De los tres personajes el primero muere, el segundo mata, el tercero mira para otro lado. El más ominoso, no obstante, es el del espectador Los viejos campesinos polacos cuentan sus vivencias. Sabían de los trenes de la muerte. Tanto, que les hacían gestos a los deportados. Pasaban los dedos por sus gargantas. Les indicaban, así, que iban al matadero. Ante la cámara, sonríen, se quitan la palabra de la boca. Ocuparon las propiedades, se hicieron con las pertenencias de sus convecinos y aún hoy se refugian en ese: ¡Sabe Vd. a mí la política no me interesa! Alguno, no obstante, argumenta circunspecto: “Nada tengo contra ellos. Pero, los judíos mataron a Cristo y la maldición de Dios les perseguirá hasta el fin de los tiempos”. No se que es peor si la crueldad de los verdugos o la indiferencia de los espectadores. Indiferencia igual a: ignorancia, codicia y cobardía.

¿Cómo pudimos llegar a tanto horror? Respuesta: en el principio fue la palabra.

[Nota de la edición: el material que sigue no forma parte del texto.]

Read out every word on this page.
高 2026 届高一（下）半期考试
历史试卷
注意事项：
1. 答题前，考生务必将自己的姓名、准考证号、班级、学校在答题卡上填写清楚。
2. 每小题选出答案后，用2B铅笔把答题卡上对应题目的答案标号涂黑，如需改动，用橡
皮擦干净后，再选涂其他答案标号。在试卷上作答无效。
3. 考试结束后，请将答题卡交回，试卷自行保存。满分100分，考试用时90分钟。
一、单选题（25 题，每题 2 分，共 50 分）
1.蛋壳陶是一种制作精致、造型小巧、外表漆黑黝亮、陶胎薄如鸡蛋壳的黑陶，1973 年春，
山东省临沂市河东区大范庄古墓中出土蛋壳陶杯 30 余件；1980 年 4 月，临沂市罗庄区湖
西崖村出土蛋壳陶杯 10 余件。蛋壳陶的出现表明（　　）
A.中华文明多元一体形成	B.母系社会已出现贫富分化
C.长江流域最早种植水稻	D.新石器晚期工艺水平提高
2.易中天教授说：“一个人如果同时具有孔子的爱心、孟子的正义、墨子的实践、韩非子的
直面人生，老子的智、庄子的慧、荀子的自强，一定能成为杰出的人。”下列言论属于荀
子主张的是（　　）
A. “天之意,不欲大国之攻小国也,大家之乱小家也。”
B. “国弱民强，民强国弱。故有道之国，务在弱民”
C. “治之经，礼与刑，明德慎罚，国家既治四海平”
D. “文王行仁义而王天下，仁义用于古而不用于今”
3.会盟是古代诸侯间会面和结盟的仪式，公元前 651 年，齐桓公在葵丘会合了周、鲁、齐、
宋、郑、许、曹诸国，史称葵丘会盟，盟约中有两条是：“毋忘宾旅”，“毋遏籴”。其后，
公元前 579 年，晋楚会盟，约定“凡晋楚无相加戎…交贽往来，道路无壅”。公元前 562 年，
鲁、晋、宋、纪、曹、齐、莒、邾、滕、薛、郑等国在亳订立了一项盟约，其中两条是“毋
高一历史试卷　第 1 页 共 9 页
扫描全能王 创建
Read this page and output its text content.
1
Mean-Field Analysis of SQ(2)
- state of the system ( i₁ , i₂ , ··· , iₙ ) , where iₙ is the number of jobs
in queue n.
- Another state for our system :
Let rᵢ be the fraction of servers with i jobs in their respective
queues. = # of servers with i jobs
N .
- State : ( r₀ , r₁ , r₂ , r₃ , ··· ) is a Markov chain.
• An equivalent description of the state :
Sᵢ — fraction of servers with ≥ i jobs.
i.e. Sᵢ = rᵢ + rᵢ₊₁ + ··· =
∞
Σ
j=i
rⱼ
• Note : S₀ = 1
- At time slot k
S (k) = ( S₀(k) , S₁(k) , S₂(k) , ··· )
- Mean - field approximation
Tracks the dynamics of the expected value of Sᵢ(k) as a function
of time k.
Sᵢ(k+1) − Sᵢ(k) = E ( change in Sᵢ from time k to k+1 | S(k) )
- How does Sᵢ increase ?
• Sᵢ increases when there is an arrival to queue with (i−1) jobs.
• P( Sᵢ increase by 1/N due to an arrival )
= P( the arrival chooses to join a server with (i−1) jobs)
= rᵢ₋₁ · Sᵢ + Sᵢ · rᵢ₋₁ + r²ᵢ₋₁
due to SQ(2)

“El lenguaje es más que sangre”, decía Franz Rosenzweig. El lenguaje forja identidades y deshace identidades, sean colectivas o personales. El lenguaje valora, discrimina, ensalza o condena de manera irremediable. El lenguaje se mama, no se razona. Es una moda. Durante doce años, en aquella Alemania, los términos sacrosantos eran “pueblo” (Volks) y “linaje” (Sippe). El “diálogo” sugería debilidad. Por ello, se sustituía, a la hora de establecer una relación colectiva, por otro sustantivo más expeditivo: “asalto” (Sturm). La suprema, la más honrosa ocupación viril residía en devenir “guerrero” (Kämpferisch). Los que no tenían el privilegio de ser arios eran “subhumanos” (Untermenschen) y merecían ser tratados como “cosas o mercancías” (Stücken). En la cúspide semiótica se situaba la figura del “caudillo”, el Führer, un predestinado que gozaba de “visión cósmica”, de una Weltanschauung. También el fascismo español poseía palabras y sintagmas sagrados: caudillo, movimiento, cruzada, martirio, raza, Cristo Rey. Los nazis pretendían instaurar un Tercer Reich que durara mil años. Los fascistas patrios, menos ambiciosos, volver a la época de los Reyes Católicos.

Hoy la “palabra” vuelve a transitar por aquellos derroteros. Unos la difunden y otros la compran, la hacen suya. Detrás de ese lenguaje, ayer como hoy, se esconde una triada maldita: negocio, rencor e ignorancia. Sí, me refiero al discurso de VOX.